Boys and girls from Clarencetown Public School, up in the gallery, you do not have to be Einstein to work out that that leaves about one or maybe two seats in regional and rural Australia, and they sit in that little block over there. They sit over there because they do not understand, because they do not listen and, more importantly, because they do not care what happens to regional and rural Australia. They feign these approaches about policy decisions which they say are for the good of the bush but, let me tell you, they let them down.

Mr DEPUTY SPEAKER (Hon. G.H. Adams) —I remind the honourable member that he speaks through the chair when addressing the chamber.

Mr BOB BALDWIN —My apologies, Mr Deputy Speaker. I will address my remarks through the chair. Mr Deputy Speaker, today is a day from which we need to go forward, not backward. As I have said, one way we can resolve this problem is by putting people back into jobs. If those opposite wanted to earn redemption from the people in the bush, if they wanted to earn the respect of the people in the cities, they would support our industrial relations bill.

It is our industrial relations bill that will help put people back into jobs. To put it simply: if you cared, you would support our industrial relations legislation. If you wanted to see people back in jobs, if you wanted to see families relieved of stress, if you wanted to see personal pride restored across Australia, you would support our industrial relations bill—so that it too can contribute to reducing our deficit, enabling us to perhaps spend even more money on preventing youth suicide.

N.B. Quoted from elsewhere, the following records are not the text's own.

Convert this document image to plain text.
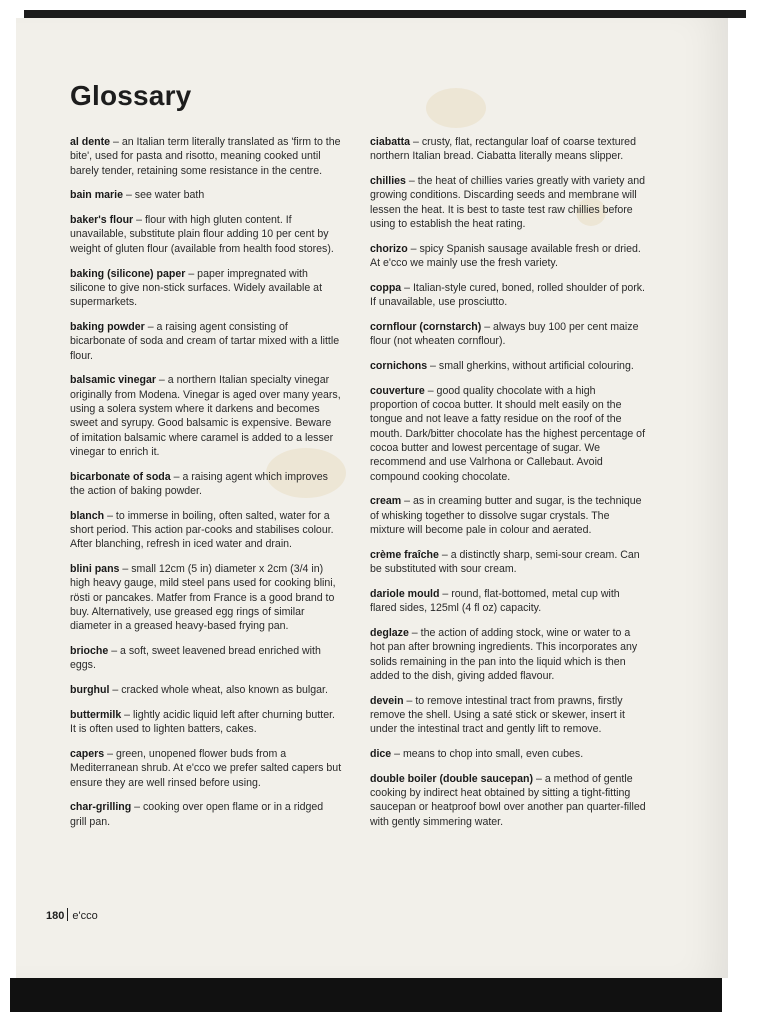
Glossary

al dente – an Italian term literally translated as 'firm to the bite', used for pasta and risotto, meaning cooked until barely tender, retaining some resistance in the centre.

bain marie – see water bath

baker's flour – flour with high gluten content. If unavailable, substitute plain flour adding 10 per cent by weight of gluten flour (available from health food stores).

baking (silicone) paper – paper impregnated with silicone to give non-stick surfaces. Widely available at supermarkets.

baking powder – a raising agent consisting of bicarbonate of soda and cream of tartar mixed with a little flour.

balsamic vinegar – a northern Italian specialty vinegar originally from Modena. Vinegar is aged over many years, using a solera system where it darkens and becomes sweet and syrupy. Good balsamic is expensive. Beware of imitation balsamic where caramel is added to a lesser vinegar to enrich it.

bicarbonate of soda – a raising agent which improves the action of baking powder.

blanch – to immerse in boiling, often salted, water for a short period. This action par-cooks and stabilises colour. After blanching, refresh in iced water and drain.

blini pans – small 12cm (5 in) diameter x 2cm (3/4 in) high heavy gauge, mild steel pans used for cooking blini, rösti or pancakes. Matfer from France is a good brand to buy. Alternatively, use greased egg rings of similar diameter in a greased heavy-based frying pan.

brioche – a soft, sweet leavened bread enriched with eggs.

burghul – cracked whole wheat, also known as bulgar.

buttermilk – lightly acidic liquid left after churning butter. It is often used to lighten batters, cakes.

capers – green, unopened flower buds from a Mediterranean shrub. At e'cco we prefer salted capers but ensure they are well rinsed before using.

char-grilling – cooking over open flame or in a ridged grill pan.

ciabatta – crusty, flat, rectangular loaf of coarse textured northern Italian bread. Ciabatta literally means slipper.

chillies – the heat of chillies varies greatly with variety and growing conditions. Discarding seeds and membrane will lessen the heat. It is best to taste test raw chillies before using to establish the heat rating.

chorizo – spicy Spanish sausage available fresh or dried. At e'cco we mainly use the fresh variety.

coppa – Italian-style cured, boned, rolled shoulder of pork. If unavailable, use prosciutto.

cornflour (cornstarch) – always buy 100 per cent maize flour (not wheaten cornflour).

cornichons – small gherkins, without artificial colouring.

couverture – good quality chocolate with a high proportion of cocoa butter. It should melt easily on the tongue and not leave a fatty residue on the roof of the mouth. Dark/bitter chocolate has the highest percentage of cocoa butter and lowest percentage of sugar. We recommend and use Valrhona or Callebaut. Avoid compound cooking chocolate.

cream – as in creaming butter and sugar, is the technique of whisking together to dissolve sugar crystals. The mixture will become pale in colour and aerated.

crème fraîche – a distinctly sharp, semi-sour cream. Can be substituted with sour cream.

dariole mould – round, flat-bottomed, metal cup with flared sides, 125ml (4 fl oz) capacity.

deglaze – the action of adding stock, wine or water to a hot pan after browning ingredients. This incorporates any solids remaining in the pan into the liquid which is then added to the dish, giving added flavour.

devein – to remove intestinal tract from prawns, firstly remove the shell. Using a saté stick or skewer, insert it under the intestinal tract and gently lift to remove.

dice – means to chop into small, even cubes.

double boiler (double saucepan) – a method of gentle cooking by indirect heat obtained by sitting a tight-fitting saucepan or heatproof bowl over another pan quarter-filled with gently simmering water.

180 e'cco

Those opposite will not support our legislation—and they will not support it because, in essence, they have shown themselves to be a destructive opposition. They are an opposition that obfuscates the issues; an opposition that likes to keep Australia on its knees—just as they have done for the past 13 years. This former government promised hopes, but shattered dreams. This former government promised prosperity, but increased poverty. This former government promised direction but, sadly, very sadly, lost the way. You can redeem yourselves now and, together, we can work to get this country going again to give all Australians a future.